Imagine a full stop after ‘killed’; it would have ruined the whole flow and impetus of the sentence. (killed it, in fact.)

Get semicolon savvy

The first rule of thumb to follow is that a semicolon must only be used when the two halves of the sentence could each make a complete sentence in their own right if a full stop were used instead.

For example, a full stop would work (although not as well) instead of a semicolon in the following sentences:

“The dress is exquisite; the shoes are divine.”

“We travelled for a long time; the road seemed to go on forever.”

“She is the most beautiful woman in the world; the cameras love her.”

The second rule of thumb is to ensure that the two halves of your sentence are closely connected in subject matter with one thought logically leading you onto the next. Or, you could think of it as:

“I’m saying this about something; now I’m going to say this about the same subject in a way that makes the sentence flow together beautifully as a whole.”

So — use a semicolon when the second half of your sentence follows on and flows naturally from the first half. You don’t want to stop the reader after the first half; you want to draw them on.

Think of it as a gentle crescendo, or two layers of the same cake: hard to prise apart and more satisfying when eaten together.

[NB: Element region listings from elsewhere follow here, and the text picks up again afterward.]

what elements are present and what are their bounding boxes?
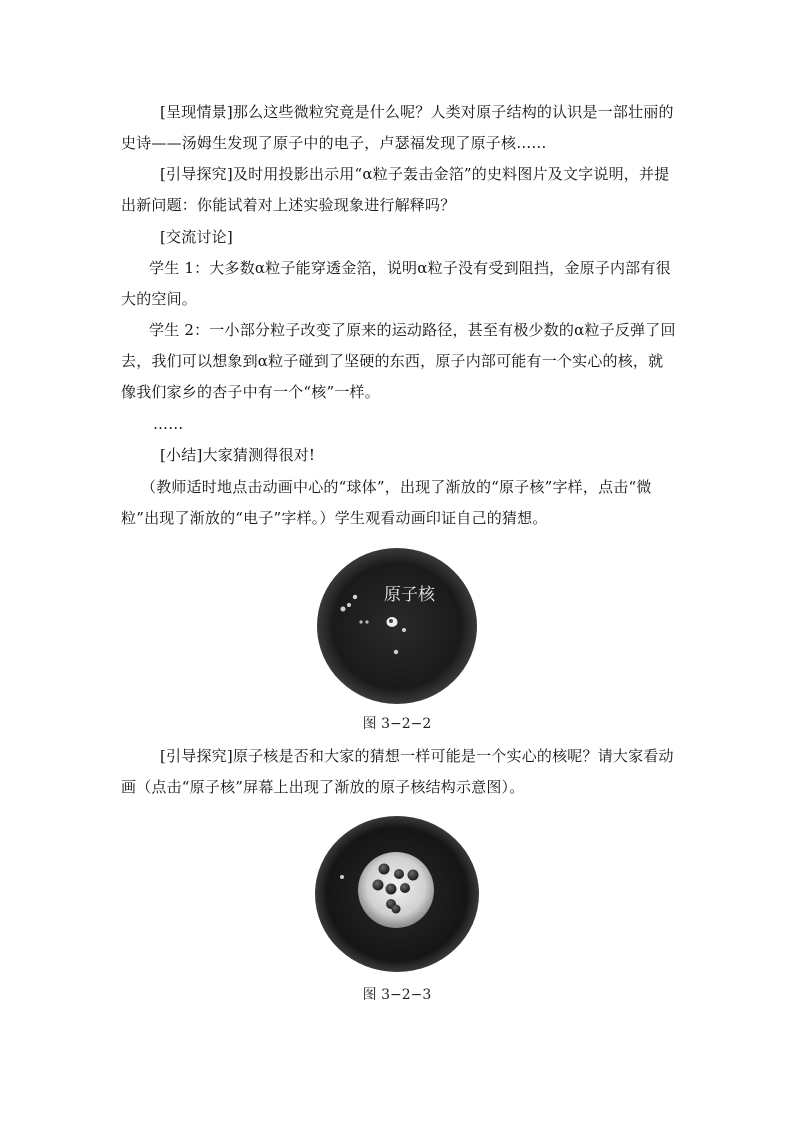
- paragraph-summary: [小结]大家猜测得很对!: [160, 446, 316, 464]
- paragraph-guided-inquiry-2: [引导探究]原子核是否和大家的猜想一样可能是一个实心的核呢？请大家看动画（点击“原子核”屏幕上出现了渐放的原子核结构示意图）。: [121, 747, 674, 796]
- paragraph-teacher-note: （教师适时地点击动画中心的“球体”，出现了渐放的“原子核”字样，点击“微粒”出现了渐放的“电子”字样。）学生观看动画印证自己的猜想。: [121, 478, 652, 527]
- nucleus-dot: [387, 617, 398, 627]
- electron-particle: [340, 875, 344, 879]
- atom-animation-image-1: [312, 546, 482, 708]
- figure-atom-nucleus-label: [0, 546, 794, 708]
- nucleus-label: 原子核: [384, 585, 435, 605]
- figure-caption-3-2-2: 图 3−2−2: [362, 716, 432, 732]
- atom-sphere: [317, 548, 477, 704]
- paragraph-ellipsis: ……: [153, 415, 184, 433]
- paragraph-guided-inquiry-1: [引导探究]及时用投影出示用“α粒子轰击金箔”的史料图片及文字说明，并提出新问题：你能试着对上述实验现象进行解释吗？: [121, 165, 670, 214]
- paragraph-discussion-heading: [交流讨论]: [160, 228, 233, 246]
- atom-animation-image-2: [312, 814, 482, 974]
- paragraph-scenario: [呈现情景]那么这些微粒究竟是什么呢？人类对原子结构的认识是一部壮丽的史诗——汤姆生发现了原子中的电子，卢瑟福发现了原子核……: [121, 103, 674, 152]
- paragraph-student-2: 学生 2：一小部分粒子改变了原来的运动路径，甚至有极少数的α粒子反弹了回去，我们可以想象到α粒子碰到了坚硬的东西，原子内部可能有一个实心的核，就像我们家乡的杏子中有一个“核”一样。: [121, 321, 676, 401]
- paragraph-student-1: 学生 1：大多数α粒子能穿透金箔，说明α粒子没有受到阻挡，金原子内部有很大的空间。: [121, 259, 671, 308]
- figure-nucleus-structure: [0, 814, 794, 974]
- figure-caption-3-2-3: 图 3−2−3: [362, 987, 432, 1003]
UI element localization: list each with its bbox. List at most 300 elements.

A third thumb – when not to use a semicolon

If your sentence uses a ‘linking word’ between its two halves, you must not use a semicolon. Linking words include:

And

But

Or

Nor

For

While

Yet

For example, look at these sentences:

 “He is so ugly in real life, yet the cameras love him.”

 “Mary is very keen to go, but she cannot decide what to wear.”

Thanks to those little words ‘yet’ and ‘but’ a comma suffices and the semicolon is not required.